12 I sent the hornet before you--a particular species of wasp which swarms in warm countries and sometimes assumes the scourging character of a plague; or, as many think, it is a figurative expression for uncontrollable terror (see on
Exod 23:28).
14 Now therefore fear the Lord, and serve him in sincerity and in truth--After having enumerated so many grounds for national gratitude, Joshua calls on them to declare, in a public and solemn manner, whether they will be faithful and obedient to the God of Israel. He avowed this to be his own unalterable resolution, and urged them, if they were sincere in making a similar avowal, "to put away the strange gods that were among them"--a requirement which seems to imply that some were suspected of a strong hankering for, or concealed practice of, the idolatry, whether in the form of Zabaism, the fire-worship of their Chaldean ancestors, or the grosser superstitions of the Canaanites.
26 Joshua wrote these words in the book of the law of God--registered the engagements of that solemn covenant in the book of sacred history.
took a great stone--according to the usage of ancient times to erect stone pillars as monuments of public transactions.
set it up there under an oak--or terebinth, in all likelihood, the same as that at the root of which Jacob buried the idols and charms found in his family.

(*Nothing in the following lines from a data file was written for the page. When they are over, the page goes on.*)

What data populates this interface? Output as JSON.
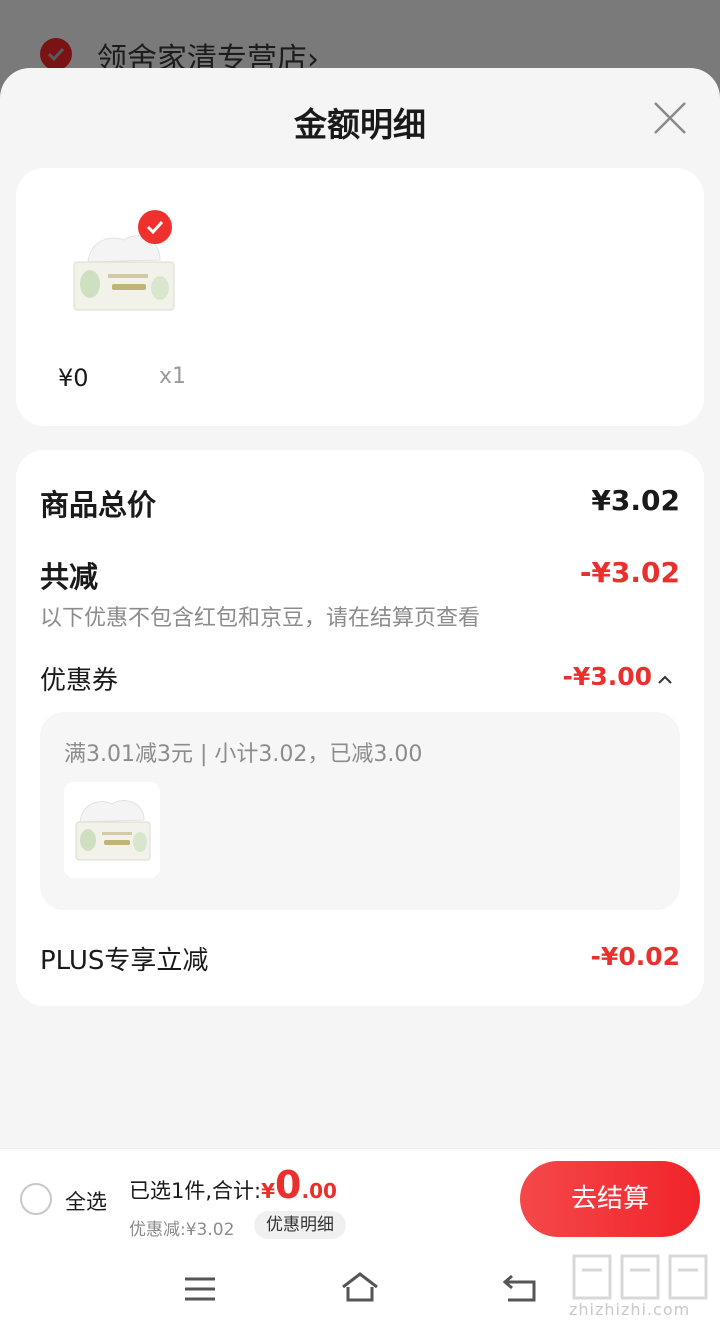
{
  "background": {
    "shop_name": "领舍家清专营店",
    "shop_chevron": "›"
  },
  "sheet": {
    "title": "金额明细",
    "close_icon": "close-icon"
  },
  "goods": {
    "price": "¥0",
    "quantity": "x1",
    "checked": true
  },
  "detail": {
    "total_label": "商品总价",
    "total_value": "¥3.02",
    "reduce_label": "共减",
    "reduce_value": "-¥3.02",
    "reduce_note": "以下优惠不包含红包和京豆，请在结算页查看",
    "coupon_label": "优惠券",
    "coupon_value": "-¥3.00",
    "coupon_rule": "满3.01减3元 | 小计3.02，已减3.00",
    "plus_label": "PLUS专享立减",
    "plus_value": "-¥0.02"
  },
  "bottom_bar": {
    "select_all": "全选",
    "selected_text": "已选1件,合计:",
    "sum_currency": "¥",
    "sum_integer": "0",
    "sum_decimal": ".00",
    "discount_text": "优惠减:¥3.02",
    "detail_chip": "优惠明细",
    "checkout": "去结算"
  },
  "watermark": {
    "text": "zhizhizhi.com"
  },
  "colors": {
    "accent_red": "#e8302d",
    "checkout_red": "#f0242a",
    "sheet_bg": "#f5f5f5"
  }
}
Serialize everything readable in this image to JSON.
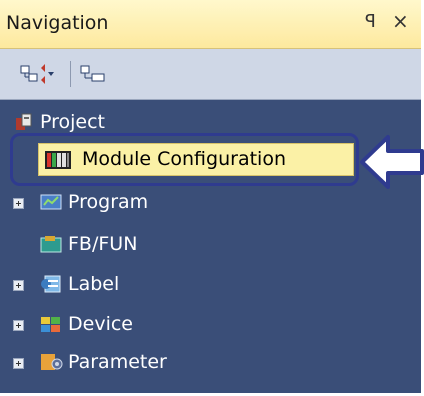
{
  "panel": {
    "title": "Navigation",
    "pin_glyph": "ꟼ",
    "close_glyph": "×"
  },
  "toolbar": {
    "buttons": [
      {
        "icon": "tree-expand-collapse-icon"
      },
      {
        "icon": "tree-view-icon"
      }
    ]
  },
  "tree": {
    "items": [
      {
        "label": "Project",
        "icon": "project-icon",
        "expandable": false
      },
      {
        "label": "Module Configuration",
        "icon": "module-configuration-icon",
        "selected": true
      },
      {
        "label": "Program",
        "icon": "program-icon",
        "expandable": true
      },
      {
        "label": "FB/FUN",
        "icon": "fb-fun-icon",
        "expandable": false
      },
      {
        "label": "Label",
        "icon": "label-icon",
        "expandable": true
      },
      {
        "label": "Device",
        "icon": "device-icon",
        "expandable": true
      },
      {
        "label": "Parameter",
        "icon": "parameter-icon",
        "expandable": true
      }
    ]
  },
  "callout": {
    "color": "#2f3b8f",
    "highlight_color": "#fbf1a6"
  }
}
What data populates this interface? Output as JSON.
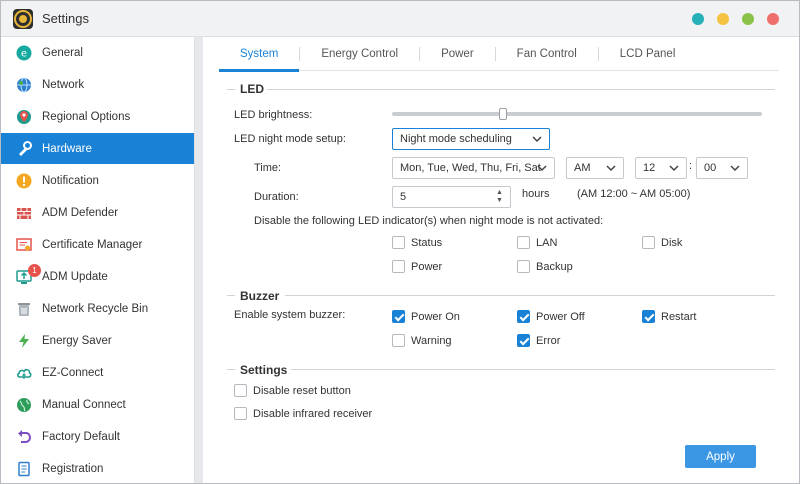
{
  "window": {
    "title": "Settings"
  },
  "title_buttons": [
    {
      "name": "teal-window-button",
      "color": "#26b0b7"
    },
    {
      "name": "yellow-window-button",
      "color": "#f5c242"
    },
    {
      "name": "green-window-button",
      "color": "#8bc34a"
    },
    {
      "name": "red-window-button",
      "color": "#ef6f6c"
    }
  ],
  "sidebar": {
    "items": [
      {
        "label": "General",
        "icon": "general-icon",
        "active": false
      },
      {
        "label": "Network",
        "icon": "network-icon",
        "active": false
      },
      {
        "label": "Regional Options",
        "icon": "regional-options-icon",
        "active": false
      },
      {
        "label": "Hardware",
        "icon": "hardware-icon",
        "active": true
      },
      {
        "label": "Notification",
        "icon": "notification-icon",
        "active": false
      },
      {
        "label": "ADM Defender",
        "icon": "firewall-icon",
        "active": false
      },
      {
        "label": "Certificate Manager",
        "icon": "certificate-icon",
        "active": false
      },
      {
        "label": "ADM Update",
        "icon": "update-icon",
        "active": false,
        "badge": "1"
      },
      {
        "label": "Network Recycle Bin",
        "icon": "recycle-bin-icon",
        "active": false
      },
      {
        "label": "Energy Saver",
        "icon": "energy-saver-icon",
        "active": false
      },
      {
        "label": "EZ-Connect",
        "icon": "cloud-icon",
        "active": false
      },
      {
        "label": "Manual Connect",
        "icon": "globe-icon",
        "active": false
      },
      {
        "label": "Factory Default",
        "icon": "undo-icon",
        "active": false
      },
      {
        "label": "Registration",
        "icon": "registration-icon",
        "active": false
      }
    ]
  },
  "tabs": [
    {
      "label": "System",
      "active": true
    },
    {
      "label": "Energy Control",
      "active": false
    },
    {
      "label": "Power",
      "active": false
    },
    {
      "label": "Fan Control",
      "active": false
    },
    {
      "label": "LCD Panel",
      "active": false
    }
  ],
  "led": {
    "title": "LED",
    "brightness_label": "LED brightness:",
    "brightness_level": 0.3,
    "night_mode_label": "LED night mode setup:",
    "night_mode_value": "Night mode scheduling",
    "time_label": "Time:",
    "days_value": "Mon, Tue, Wed, Thu, Fri, Sat",
    "ampm_value": "AM",
    "hour_value": "12",
    "colon": ":",
    "minute_value": "00",
    "duration_label": "Duration:",
    "duration_value": "5",
    "hours_label": "hours",
    "range_text": "(AM 12:00 ~ AM 05:00)",
    "disable_label": "Disable the following LED indicator(s) when night mode is not activated:",
    "indicators": [
      {
        "label": "Status",
        "checked": false
      },
      {
        "label": "LAN",
        "checked": false
      },
      {
        "label": "Disk",
        "checked": false
      },
      {
        "label": "Power",
        "checked": false
      },
      {
        "label": "Backup",
        "checked": false
      }
    ]
  },
  "buzzer": {
    "title": "Buzzer",
    "enable_label": "Enable system buzzer:",
    "options": [
      {
        "label": "Power On",
        "checked": true
      },
      {
        "label": "Power Off",
        "checked": true
      },
      {
        "label": "Restart",
        "checked": true
      },
      {
        "label": "Warning",
        "checked": false
      },
      {
        "label": "Error",
        "checked": true
      }
    ]
  },
  "settings": {
    "title": "Settings",
    "options": [
      {
        "label": "Disable reset button",
        "checked": false
      },
      {
        "label": "Disable infrared receiver",
        "checked": false
      }
    ]
  },
  "apply_label": "Apply",
  "colors": {
    "accent": "#1a82d6",
    "apply": "#3b97e3"
  }
}
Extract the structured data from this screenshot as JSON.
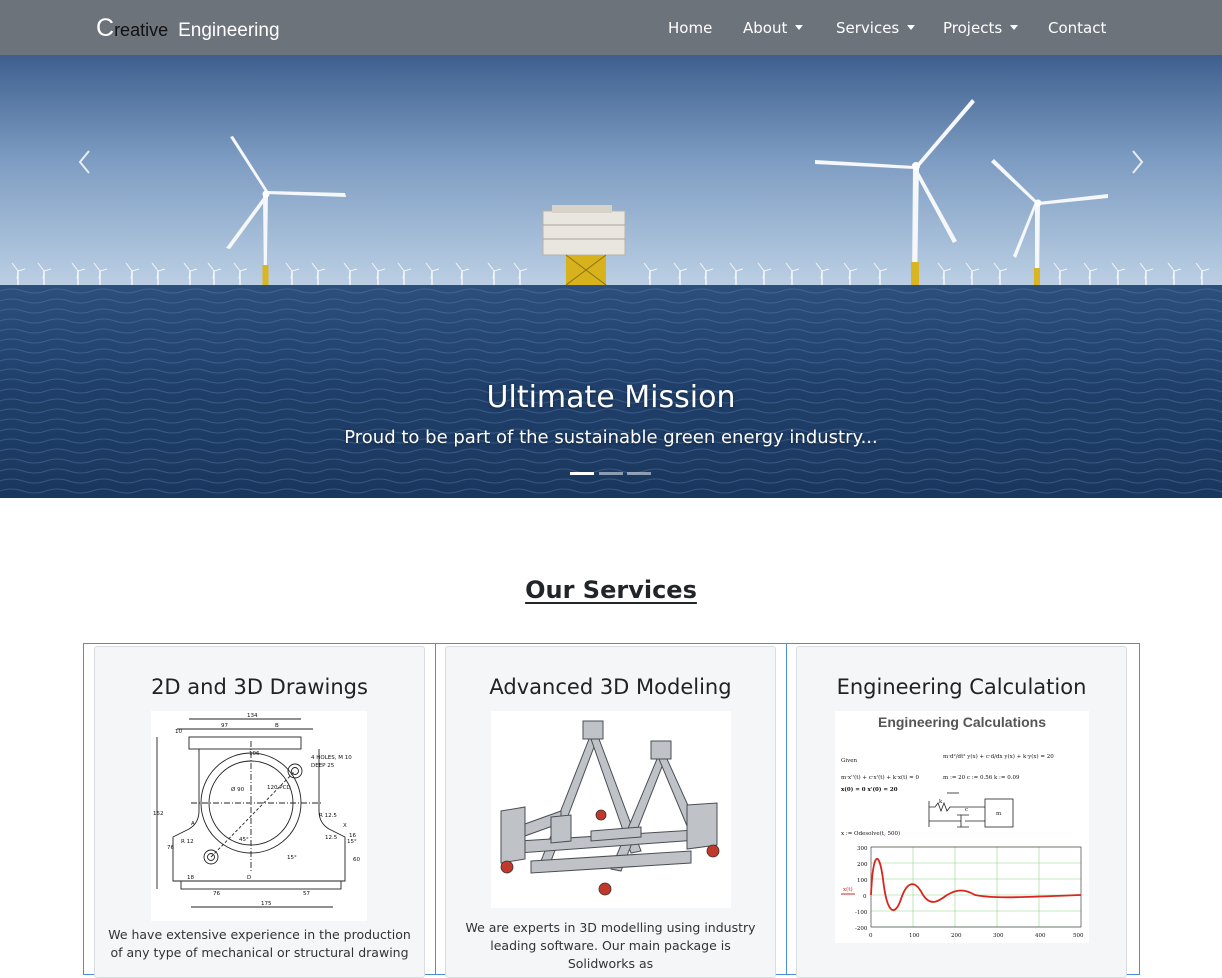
{
  "brand": {
    "initial": "C",
    "rest": "reative",
    "second": "Engineering"
  },
  "nav": {
    "items": [
      {
        "label": "Home"
      },
      {
        "label": "About"
      },
      {
        "label": "Services"
      },
      {
        "label": "Projects"
      },
      {
        "label": "Contact"
      }
    ]
  },
  "hero": {
    "title": "Ultimate Mission",
    "subtitle": "Proud to be part of the sustainable green energy industry...",
    "slides_count": 3,
    "active_slide": 1
  },
  "services": {
    "heading": "Our Services",
    "cards": [
      {
        "title": "2D and 3D Drawings",
        "text": "We have extensive experience in the production of any type of mechanical or structural drawing"
      },
      {
        "title": "Advanced 3D Modeling",
        "text": "We are experts in 3D modelling using industry leading software. Our main package is Solidworks as"
      },
      {
        "title": "Engineering Calculation",
        "image_heading": "Engineering Calculations",
        "given_label": "Given",
        "ode_label": "x := Odesolve(t, 500)"
      }
    ]
  },
  "drawing_labels": {
    "top1": "134",
    "top2": "97",
    "b": "B",
    "mid": "106",
    "holes": "4 HOLES, M 10",
    "deep": "DEEP 25",
    "pcd": "120 PCD",
    "dia": "Ø 90",
    "r125": "R 12.5",
    "r12": "R 12",
    "h152": "152",
    "h76": "76",
    "h10": "10",
    "h18": "18",
    "h60": "60",
    "h16": "16",
    "ang45": "45°",
    "ang15": "15°",
    "ang15b": "15°",
    "w76": "76",
    "w57": "57",
    "w175": "175",
    "la": "A",
    "lx": "X",
    "ld": "D",
    "l125": "12.5"
  },
  "calc_labels": {
    "eq_top": "m·d²/dt² y(x) + c·d/dx y(x) + k·y(x) = 20",
    "eq1": "m·x''(t) + c·x'(t) + k·x(t) = 0",
    "params": "m := 20    c := 0.56    k := 0.09",
    "init": "x(0) = 0    x'(0) = 20",
    "k": "k",
    "c": "c",
    "m": "m",
    "xt": "x(t)",
    "y_ticks": [
      "300",
      "200",
      "100",
      "0",
      "-100",
      "-200"
    ],
    "x_ticks": [
      "0",
      "100",
      "200",
      "300",
      "400",
      "500"
    ]
  }
}
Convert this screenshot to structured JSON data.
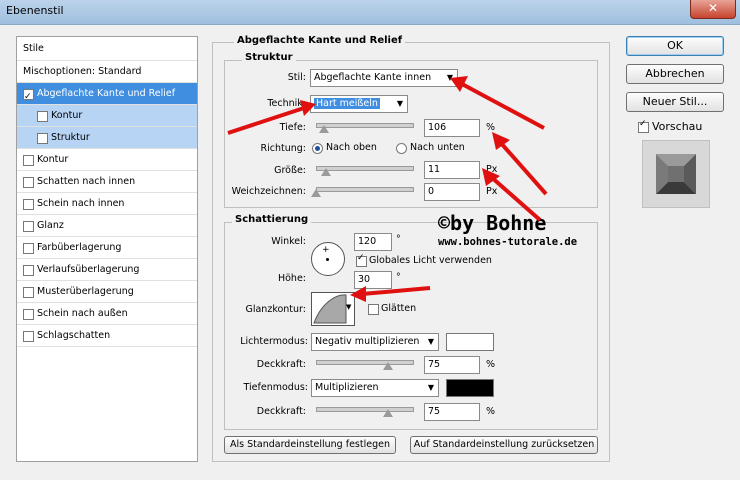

that was by the sanctuary of the Lord--either the spot where the ark had stood, or else the place around, so called from that religious meeting, as Jacob named Beth-el the house of God.
29 HIS AGE AND DEATH. (
Josh 24:29-
Josh 24:30)
Joshua . . . died--LIGHTFOOT computes that he lived seventeen, others twenty-seven years, after the entrance into Canaan. He was buried, according to the Jewish practice, within the limits of his own inheritance. The eminent public services he had long rendered to Israel and the great amount of domestic comfort and national prosperity he had been instrumental in diffusing among the several tribes, were deeply felt, were universally acknowledged; and a testimonial in the form of a statue or obelisk would have been immediately raised to his honor, in all parts of the land, had such been the fashion of the times. The brief but noble epitaph by the historian is, Joshua, "the servant of the Lord."
31 Israel served the Lord all the days of Joshua--The high and commanding character of this eminent leader had given so decided a tone to the sentiments and manners of his contemporaries and the memory of his fervent piety and many virtues continued so vividly impressed on the memories of the people, that the sacred historian has recorded it to his immortal honor. "Israel served the Lord all the days of Joshua, and all the days of the elders that overlived Joshua."
32 the bones of Joseph--They had carried these venerable relics with them in all their migrations through the desert, and deferred the burial, according to the dying charge of Joseph himself, till they arrived in the promised land. The sarcophagus, in which his mummied body had been put, was brought thither by the Israelites, and probably buried when the tribe of Ephraim had obtained their settlement, or at the solemn convocation described in this chapter.
in a parcel of ground which Jacob bought . . . for an hundred pieces of silver--Kestitah translated, "piece of silver," is supposed to mean "a lamb," the weights being in the form of lambs or kids, which were, in all probability, the earliest standard of value among pastoral people. The tomb that now covers the spot is a Mohammedan Welce, but there is no reason to doubt that the precious deposit of Joseph's remains may be concealed there at the present time.
33 Eleazar the son of Aaron died, and they buried him in . . . mount Ephraim--The sepulchre is at the modern village Awertah, which, according to Jewish travellers, contains the graves also of Ithamar, the brother of Phinehas, the son of Eleazar [VAN DE VELDE].